Best term insurance plans for self-employed individuals

The total number of self-employed individuals in India stood at a whopping 333 million in 2021, according to a report by GlobalData. This number has been growing at an annual rate of 7% to 8% – but what’s driving this rapid rise? Being self-employed comes with a lot of advantages: the freedom to be your own boss, the flexibility to work on your own terms, and limitless growth potential.

However, it does come with its own set of challenges. “You do not get the same employer-sponsored benefits you would otherwise get if you were working in the formal sector. And one major benefit self-employed individuals often miss out on is life protection offered by many organisations as an employee benefit. As a result, many people end up compromising on this vital protection tool and don’t buy it for themselves. The reason? They don’t consider it necessary, or don’t think they are eligible for it – which couldn’t be farther from the truth,” says Varun Agarwal, Head – Term Insurance, Policybazaar.com.

Until a few years ago, the financial underwriting guidelines for term plans were such that one was required to submit documents like Form 16 and corporate salary slips – due to which many self-employed individuals were unable to avail term insurance plans, even if they wanted to. But, thanks to the ever-evolving insurance industry, this trend has changed in the last few years with more and more self-employed people being able to secure their financial future with a term plan. Income and ITR proofs are no longer a mandatory requirement for buying a term plan.

What’s contributed to this change? “A lot of digital parameters are now being used to evaluate the customer’s income instead of the traditional parameters – creditworthiness through credit and loan history and purchasing power through Vehicle Ownership data. Some insurers are now using GST databases to analyse the volume of business generated by self-employed individuals. This is a much-welcomed change by the self-employed sector of India – which is clearly evident from the increasing life insurance penetration in this segment,” informs Agarwal.

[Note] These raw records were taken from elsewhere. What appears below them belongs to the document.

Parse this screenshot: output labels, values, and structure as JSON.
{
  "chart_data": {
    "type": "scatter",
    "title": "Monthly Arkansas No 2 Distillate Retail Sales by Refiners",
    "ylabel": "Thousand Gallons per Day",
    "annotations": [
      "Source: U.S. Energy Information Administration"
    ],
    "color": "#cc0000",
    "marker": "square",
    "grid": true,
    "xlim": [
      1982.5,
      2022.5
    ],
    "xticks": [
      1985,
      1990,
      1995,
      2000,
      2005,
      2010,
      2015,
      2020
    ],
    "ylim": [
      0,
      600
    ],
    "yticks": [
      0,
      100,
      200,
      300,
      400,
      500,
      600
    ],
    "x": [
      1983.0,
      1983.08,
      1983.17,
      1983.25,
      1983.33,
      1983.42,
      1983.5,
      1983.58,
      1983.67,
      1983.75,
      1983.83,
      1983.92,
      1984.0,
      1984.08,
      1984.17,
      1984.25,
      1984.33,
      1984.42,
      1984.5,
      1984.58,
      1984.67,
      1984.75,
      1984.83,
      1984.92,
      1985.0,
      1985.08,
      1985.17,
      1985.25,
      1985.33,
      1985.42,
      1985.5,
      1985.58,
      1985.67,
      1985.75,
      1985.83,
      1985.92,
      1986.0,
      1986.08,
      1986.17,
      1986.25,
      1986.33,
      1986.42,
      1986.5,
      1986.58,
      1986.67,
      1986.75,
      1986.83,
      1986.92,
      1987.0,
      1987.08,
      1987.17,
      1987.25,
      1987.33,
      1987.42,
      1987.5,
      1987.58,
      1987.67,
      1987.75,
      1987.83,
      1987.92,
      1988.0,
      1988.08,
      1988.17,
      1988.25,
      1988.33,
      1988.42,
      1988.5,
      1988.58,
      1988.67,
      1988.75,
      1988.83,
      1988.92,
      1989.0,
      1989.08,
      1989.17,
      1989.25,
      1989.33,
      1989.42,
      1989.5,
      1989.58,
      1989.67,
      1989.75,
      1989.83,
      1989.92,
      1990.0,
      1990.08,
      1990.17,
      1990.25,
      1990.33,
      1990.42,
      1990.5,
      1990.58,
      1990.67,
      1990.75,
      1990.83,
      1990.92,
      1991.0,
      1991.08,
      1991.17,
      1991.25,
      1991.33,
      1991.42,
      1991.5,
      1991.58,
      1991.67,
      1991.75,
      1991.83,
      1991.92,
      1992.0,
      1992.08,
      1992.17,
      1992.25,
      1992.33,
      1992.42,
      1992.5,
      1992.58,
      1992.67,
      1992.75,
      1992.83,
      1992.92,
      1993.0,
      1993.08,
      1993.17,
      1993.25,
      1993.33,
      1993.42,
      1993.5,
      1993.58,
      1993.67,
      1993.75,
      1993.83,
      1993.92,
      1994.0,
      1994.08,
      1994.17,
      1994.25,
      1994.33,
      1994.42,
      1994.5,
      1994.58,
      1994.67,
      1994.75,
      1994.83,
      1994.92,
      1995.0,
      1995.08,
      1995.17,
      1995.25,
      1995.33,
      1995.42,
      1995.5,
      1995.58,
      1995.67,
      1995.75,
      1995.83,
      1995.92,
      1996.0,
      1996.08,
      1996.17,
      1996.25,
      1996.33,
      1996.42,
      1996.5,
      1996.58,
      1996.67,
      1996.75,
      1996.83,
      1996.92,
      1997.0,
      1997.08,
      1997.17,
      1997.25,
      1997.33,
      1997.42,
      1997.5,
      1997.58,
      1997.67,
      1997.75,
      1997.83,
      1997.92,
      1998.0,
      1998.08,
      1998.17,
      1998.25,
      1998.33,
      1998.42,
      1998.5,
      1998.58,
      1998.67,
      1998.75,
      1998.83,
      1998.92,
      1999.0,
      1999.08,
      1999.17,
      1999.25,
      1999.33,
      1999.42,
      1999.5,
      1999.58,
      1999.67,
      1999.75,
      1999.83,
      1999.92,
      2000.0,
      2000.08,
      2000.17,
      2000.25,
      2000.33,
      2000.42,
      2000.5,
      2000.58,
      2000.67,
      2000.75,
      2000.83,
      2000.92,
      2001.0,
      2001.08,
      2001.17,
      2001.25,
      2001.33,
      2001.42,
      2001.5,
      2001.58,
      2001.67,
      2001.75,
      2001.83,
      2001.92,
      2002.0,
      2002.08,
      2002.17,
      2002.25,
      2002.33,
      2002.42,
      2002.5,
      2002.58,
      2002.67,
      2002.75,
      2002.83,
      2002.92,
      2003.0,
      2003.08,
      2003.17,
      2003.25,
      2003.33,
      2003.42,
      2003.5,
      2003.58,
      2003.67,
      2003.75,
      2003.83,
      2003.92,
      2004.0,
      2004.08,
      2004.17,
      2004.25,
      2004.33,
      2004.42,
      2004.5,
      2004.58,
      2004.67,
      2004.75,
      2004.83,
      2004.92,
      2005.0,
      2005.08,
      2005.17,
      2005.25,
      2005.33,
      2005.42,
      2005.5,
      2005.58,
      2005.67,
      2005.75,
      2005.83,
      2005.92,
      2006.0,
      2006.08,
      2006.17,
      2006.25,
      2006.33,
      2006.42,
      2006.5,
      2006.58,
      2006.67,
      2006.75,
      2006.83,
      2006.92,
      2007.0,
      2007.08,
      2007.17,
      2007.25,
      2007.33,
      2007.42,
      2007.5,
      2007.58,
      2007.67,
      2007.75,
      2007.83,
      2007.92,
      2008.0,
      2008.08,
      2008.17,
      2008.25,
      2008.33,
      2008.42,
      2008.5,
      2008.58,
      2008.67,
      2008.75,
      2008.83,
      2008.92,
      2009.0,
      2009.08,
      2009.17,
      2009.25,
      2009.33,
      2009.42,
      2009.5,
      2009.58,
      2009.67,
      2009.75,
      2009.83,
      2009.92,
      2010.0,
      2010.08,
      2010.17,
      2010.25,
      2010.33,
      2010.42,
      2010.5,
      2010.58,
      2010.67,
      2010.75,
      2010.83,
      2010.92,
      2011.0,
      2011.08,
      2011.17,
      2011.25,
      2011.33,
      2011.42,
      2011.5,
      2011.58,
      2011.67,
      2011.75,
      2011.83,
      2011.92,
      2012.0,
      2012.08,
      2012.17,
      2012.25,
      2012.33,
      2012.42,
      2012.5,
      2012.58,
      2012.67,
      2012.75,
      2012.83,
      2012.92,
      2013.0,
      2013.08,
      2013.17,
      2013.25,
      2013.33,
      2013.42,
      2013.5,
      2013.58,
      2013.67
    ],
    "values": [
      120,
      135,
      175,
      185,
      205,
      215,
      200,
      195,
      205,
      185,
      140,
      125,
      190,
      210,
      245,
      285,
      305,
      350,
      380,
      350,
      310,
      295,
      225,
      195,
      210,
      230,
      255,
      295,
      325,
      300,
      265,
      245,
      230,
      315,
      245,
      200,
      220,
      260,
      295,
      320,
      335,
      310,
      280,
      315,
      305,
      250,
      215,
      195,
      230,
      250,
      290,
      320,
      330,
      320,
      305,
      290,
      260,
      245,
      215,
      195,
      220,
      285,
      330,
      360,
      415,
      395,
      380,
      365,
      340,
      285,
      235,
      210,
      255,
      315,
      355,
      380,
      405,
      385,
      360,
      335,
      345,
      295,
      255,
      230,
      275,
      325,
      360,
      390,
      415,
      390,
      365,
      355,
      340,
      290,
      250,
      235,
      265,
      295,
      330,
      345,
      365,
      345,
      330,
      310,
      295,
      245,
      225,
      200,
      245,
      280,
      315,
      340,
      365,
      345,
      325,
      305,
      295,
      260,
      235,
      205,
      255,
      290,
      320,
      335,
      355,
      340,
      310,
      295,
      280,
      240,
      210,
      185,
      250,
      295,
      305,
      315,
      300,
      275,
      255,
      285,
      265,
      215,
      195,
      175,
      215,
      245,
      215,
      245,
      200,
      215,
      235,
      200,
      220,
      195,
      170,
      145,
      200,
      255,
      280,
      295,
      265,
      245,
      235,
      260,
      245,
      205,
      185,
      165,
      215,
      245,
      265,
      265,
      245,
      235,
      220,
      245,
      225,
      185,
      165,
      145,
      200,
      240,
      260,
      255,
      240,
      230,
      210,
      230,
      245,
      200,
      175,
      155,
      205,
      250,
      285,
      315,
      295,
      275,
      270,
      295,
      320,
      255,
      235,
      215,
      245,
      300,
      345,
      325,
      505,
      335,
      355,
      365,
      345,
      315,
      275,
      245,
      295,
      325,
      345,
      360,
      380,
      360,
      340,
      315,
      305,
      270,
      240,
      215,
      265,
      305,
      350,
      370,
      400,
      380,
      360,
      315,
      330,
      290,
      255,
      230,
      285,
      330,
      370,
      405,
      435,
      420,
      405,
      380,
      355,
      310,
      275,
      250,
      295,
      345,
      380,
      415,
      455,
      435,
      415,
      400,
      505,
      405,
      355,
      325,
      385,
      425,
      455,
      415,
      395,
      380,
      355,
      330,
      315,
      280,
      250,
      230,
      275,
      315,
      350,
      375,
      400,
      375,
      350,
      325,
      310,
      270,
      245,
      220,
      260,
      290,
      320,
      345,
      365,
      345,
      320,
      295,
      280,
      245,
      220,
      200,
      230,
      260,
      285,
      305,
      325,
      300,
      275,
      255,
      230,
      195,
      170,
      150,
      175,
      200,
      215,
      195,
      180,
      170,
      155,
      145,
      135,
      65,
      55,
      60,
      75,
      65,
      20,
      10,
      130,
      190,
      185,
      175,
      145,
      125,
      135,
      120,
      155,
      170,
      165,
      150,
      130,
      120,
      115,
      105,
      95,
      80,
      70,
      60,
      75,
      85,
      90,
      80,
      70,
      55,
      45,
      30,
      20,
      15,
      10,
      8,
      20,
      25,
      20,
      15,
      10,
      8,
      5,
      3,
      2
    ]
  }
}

Benefits of term plans for self-employed individuals

Income protection: Self-employed individuals generally rely on income generated from their own effort and in the unfortunate event of their death, the financial security of their dependents stands to be compromised. Term insurance plays the vital role of a safety net and ensures their loved ones are protected in the absence of the primary bread earner.

Business liabilities: “As many self-employed individuals are small business owners or engaged in freelancing work, in the event of their demise – loans, outstanding debts, or business liabilities can create a significant burden on their surviving dependents. A term plan with adequate coverage can cover these financial obligations,” says Agarwal.

Family’s future financial goals: Term insurance provides a lump sum payout which can help the dependents with funds for important life events like education expenses, mortgage payments or other financial goals.

Types of term plans for self-employed individuals

Self-employed individuals have access to the same plans available to people working in the formal sector. And they are as follows:

Term plan

Key features

Level term plans

Fixed sum assured throughout the policy Benefits paid to the nominee on the demise of the life insured

Return of premium plans

Total premium paid returned to the life insured if she/he survives the policy tenure

ULIP Plans

Dual benefit of protection and investment as part of premiums paid are invested into markets Plans offer >2 times return on paid premiums Traditional income proofs are not required

Increasing/Decreasing term plans

Option to increase/decrease the sum assured on an yearly basis during the policy period, to meet the goals of life assured at different stages

 

When it comes to the sum assured in term plans – the general rule of thumb is to go for 10x to 20x of your annual income. But people with large loans, considerable debts or multiple dependents might want to choose a higher death benefit.

However, don’t forget to thoroughly assess your needs and liabilities before finalising on a term plan. Additionally, make use of online comparison tools to find the plan that suits you best.